Requires the USPS to submit a report that analyzes costs, rates, revenues and quality of service for each agreement.

Title II – Postal Service Operational Reforms

Section 201 – Performance Targets and Transparency

Requires the USPS to establish and provide reasonable service performance targets for “market dominant products” – generally letter mail, magazines, and catalogs – annually. It must make weekly service performance data public and develop and maintain a website that provides the public with this information. 

Section 202 – Integrated Delivery Network

Requires that the USPS maintain an integrated network of delivery of market dominant products and “competitive products” – generally parcels – six days a week. 

Section 203 – Review of Postal Service Cost Attribution Guidelines

Requires the Postal Regulatory Commission to assess whether regulatory revisions are needed to ensure all direct and indirect costs attributable to mail and package delivery are properly attributed to these products.

Section 204 – Rural Newspaper Sustainability

Increases from 10% to 50% the portion of “within-county” newspaper publications that can be mailed to nonsubscribers at the same rate as for subscribers.

Section 205 – Funding of Postal Regulatory Commission

Removes the Postal Regulatory Commission’s budget from the appropriations process and makes it subject to review by the governors of the postal service. The governors in office can adjust the amount requested by unanimous written decision.

Section 206 – Flats Operation Study and Reform 

Requires the PRC, in cooperation with the USPS inspector general, to submit a report to Congress and the postmaster general identifying the causes of inefficiencies in handling flats mail – such as magazines and catalogs – and quantifying the effects of volume trends, investment decisions, excess capacity, and operational inefficiencies on flats costs.

Requires USPS to develop and implement a plan to solve identified inefficiencies within six months and consider the report’s findings when implementing adjustments to rates of their current products.

Section 207 – Reporting Requirements

Requires the postmaster general to submit a report to the PRC, House Oversight and Reform Committee, and Senate Homeland Security and Governmental Affairs Committee on the financial and operational conditions of the USPS within 240 days of enactment and every six months thereafter.

Section 208 – Postal Service Transportation Selection Policy Revisions

Amends requirements for postal service selection of modes of transportation.
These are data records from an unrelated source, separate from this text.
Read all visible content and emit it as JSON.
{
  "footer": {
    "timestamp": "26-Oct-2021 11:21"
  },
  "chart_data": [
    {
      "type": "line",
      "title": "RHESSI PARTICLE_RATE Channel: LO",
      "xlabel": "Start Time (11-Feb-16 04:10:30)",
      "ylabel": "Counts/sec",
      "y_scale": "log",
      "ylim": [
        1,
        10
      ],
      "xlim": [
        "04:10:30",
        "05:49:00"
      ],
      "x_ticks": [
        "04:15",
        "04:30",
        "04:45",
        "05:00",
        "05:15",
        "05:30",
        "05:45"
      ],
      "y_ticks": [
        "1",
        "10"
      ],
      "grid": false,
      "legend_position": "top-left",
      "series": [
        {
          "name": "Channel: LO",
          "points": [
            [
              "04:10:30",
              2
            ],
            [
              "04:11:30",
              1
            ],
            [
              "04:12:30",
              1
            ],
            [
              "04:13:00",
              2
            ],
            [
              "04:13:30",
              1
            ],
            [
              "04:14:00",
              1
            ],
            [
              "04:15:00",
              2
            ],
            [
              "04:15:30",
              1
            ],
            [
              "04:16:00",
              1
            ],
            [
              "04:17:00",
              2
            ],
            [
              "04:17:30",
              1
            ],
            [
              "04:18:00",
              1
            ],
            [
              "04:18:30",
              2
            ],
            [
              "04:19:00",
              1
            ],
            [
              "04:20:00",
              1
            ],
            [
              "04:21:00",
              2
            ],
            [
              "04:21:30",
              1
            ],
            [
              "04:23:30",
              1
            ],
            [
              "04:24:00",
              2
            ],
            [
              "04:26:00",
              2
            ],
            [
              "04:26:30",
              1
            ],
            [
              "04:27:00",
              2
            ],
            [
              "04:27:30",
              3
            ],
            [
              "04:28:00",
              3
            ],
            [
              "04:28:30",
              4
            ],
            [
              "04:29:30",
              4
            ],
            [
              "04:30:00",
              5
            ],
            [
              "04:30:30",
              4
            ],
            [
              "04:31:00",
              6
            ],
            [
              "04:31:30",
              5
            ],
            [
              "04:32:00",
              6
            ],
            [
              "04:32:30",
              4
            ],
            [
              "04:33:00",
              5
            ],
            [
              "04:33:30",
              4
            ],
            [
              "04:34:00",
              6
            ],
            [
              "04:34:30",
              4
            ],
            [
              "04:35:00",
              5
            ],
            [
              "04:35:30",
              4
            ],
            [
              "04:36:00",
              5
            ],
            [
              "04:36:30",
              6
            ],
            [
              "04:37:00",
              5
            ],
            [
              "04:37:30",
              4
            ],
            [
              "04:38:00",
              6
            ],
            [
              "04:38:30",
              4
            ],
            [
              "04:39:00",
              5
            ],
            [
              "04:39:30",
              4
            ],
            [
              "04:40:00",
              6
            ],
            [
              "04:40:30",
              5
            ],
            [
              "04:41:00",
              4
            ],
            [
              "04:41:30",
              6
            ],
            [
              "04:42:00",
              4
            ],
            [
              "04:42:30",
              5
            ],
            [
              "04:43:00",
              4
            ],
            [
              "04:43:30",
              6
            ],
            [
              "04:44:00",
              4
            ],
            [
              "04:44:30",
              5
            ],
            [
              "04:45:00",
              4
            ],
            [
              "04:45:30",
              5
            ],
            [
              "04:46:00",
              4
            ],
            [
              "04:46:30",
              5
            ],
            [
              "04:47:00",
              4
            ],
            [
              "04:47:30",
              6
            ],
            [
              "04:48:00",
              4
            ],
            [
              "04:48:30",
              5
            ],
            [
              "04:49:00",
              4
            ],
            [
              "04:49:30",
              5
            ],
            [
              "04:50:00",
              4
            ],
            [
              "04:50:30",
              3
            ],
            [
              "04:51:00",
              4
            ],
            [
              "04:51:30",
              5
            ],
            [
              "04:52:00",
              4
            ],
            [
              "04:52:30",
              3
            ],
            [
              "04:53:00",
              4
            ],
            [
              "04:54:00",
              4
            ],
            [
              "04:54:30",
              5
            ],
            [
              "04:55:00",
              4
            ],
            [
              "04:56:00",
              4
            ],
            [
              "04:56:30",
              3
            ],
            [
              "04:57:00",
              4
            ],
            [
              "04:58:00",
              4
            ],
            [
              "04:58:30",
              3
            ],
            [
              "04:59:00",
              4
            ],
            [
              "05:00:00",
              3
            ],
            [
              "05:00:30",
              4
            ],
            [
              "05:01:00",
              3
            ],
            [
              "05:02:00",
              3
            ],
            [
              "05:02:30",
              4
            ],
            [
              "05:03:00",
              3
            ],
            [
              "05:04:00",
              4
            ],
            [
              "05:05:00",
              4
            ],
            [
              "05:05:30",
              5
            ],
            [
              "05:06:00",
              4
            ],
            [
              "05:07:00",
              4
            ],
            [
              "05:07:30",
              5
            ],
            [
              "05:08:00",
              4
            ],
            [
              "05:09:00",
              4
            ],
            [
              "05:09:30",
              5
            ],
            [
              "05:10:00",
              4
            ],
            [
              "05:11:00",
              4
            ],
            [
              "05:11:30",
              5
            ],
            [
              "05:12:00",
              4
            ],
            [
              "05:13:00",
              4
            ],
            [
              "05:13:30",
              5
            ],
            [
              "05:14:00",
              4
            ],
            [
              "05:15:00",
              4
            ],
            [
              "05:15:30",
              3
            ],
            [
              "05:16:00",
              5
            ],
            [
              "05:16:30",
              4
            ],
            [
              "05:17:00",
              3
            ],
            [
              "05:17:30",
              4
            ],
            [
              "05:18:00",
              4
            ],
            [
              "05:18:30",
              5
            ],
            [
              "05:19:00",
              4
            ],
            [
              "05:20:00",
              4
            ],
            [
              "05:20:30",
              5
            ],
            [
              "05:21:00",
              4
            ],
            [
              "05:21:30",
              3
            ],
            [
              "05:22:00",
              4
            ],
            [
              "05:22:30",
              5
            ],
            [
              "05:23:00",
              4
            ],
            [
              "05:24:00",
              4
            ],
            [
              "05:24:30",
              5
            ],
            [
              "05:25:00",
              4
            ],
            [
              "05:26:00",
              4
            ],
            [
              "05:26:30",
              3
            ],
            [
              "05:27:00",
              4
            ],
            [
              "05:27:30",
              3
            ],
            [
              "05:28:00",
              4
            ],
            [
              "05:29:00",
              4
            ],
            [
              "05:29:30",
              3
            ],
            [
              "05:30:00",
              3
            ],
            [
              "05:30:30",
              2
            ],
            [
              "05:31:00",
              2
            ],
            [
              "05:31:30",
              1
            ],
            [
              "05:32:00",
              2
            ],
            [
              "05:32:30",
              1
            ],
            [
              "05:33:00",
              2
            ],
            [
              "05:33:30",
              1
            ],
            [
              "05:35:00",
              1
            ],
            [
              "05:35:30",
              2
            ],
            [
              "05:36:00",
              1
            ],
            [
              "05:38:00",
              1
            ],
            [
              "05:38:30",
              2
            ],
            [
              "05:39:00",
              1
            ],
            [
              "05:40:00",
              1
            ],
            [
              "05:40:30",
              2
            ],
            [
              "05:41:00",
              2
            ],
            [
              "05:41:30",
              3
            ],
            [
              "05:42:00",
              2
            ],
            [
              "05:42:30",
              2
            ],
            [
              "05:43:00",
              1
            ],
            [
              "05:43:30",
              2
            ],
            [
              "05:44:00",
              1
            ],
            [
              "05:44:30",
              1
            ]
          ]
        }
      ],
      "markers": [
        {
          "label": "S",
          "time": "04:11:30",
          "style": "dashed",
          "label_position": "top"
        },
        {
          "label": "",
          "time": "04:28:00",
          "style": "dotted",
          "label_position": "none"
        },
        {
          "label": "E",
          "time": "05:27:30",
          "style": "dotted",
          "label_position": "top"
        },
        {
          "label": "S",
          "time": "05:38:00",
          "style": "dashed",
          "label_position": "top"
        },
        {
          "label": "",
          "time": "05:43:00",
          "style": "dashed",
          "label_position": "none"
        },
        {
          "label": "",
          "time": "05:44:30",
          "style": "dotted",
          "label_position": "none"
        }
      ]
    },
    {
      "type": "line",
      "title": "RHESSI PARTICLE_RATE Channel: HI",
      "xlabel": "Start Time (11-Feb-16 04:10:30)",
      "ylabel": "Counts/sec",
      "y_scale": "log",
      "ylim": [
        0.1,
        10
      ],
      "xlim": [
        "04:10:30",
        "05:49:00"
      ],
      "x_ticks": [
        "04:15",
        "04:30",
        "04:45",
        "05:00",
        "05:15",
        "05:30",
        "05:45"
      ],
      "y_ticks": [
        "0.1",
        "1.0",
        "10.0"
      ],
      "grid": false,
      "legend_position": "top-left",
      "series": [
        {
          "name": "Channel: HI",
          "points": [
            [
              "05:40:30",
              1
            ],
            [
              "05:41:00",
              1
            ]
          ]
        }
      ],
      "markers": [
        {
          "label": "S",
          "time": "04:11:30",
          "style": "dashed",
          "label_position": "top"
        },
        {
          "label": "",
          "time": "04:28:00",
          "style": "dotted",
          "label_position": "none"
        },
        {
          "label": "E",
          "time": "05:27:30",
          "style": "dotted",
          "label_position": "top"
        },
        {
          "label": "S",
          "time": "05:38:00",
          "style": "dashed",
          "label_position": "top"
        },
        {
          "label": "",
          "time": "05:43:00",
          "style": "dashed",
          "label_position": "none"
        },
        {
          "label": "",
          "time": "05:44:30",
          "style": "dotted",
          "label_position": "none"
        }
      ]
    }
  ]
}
Section 209 – USPS Inspector General Oversight of Postal Regulatory Commission

Gives the USPS inspector general oversight authority over the PRC.

ADMINISTRATION POSITION 

The administration released a statement of administration policy in support of H.R.3076.

COST

The Congressional Budget Office estimates the bill would decrease on-budget direct spending by $73 million over the 10-year budget window. Off-budget USPS direct spending would be reduced by $386 million over the same period. Generally, CBO estimates that premiums will decrease in the FEHB and the new Postal Service Health Benefits Program as a result of shifting postal retirees into Medicare. CBO estimates that net Medicare spending attributable to this bill will increase by $5.5 billion from 2025 to 2031. Since this shift does not go into effect until 2025, the full cost to the Medicare program is not displayed in the scoring window. CBO does not include statutorily required USPS health prefunding payments in its baseline, so cancelling the current obligations of $57 billion is not reflected in the formal estimate.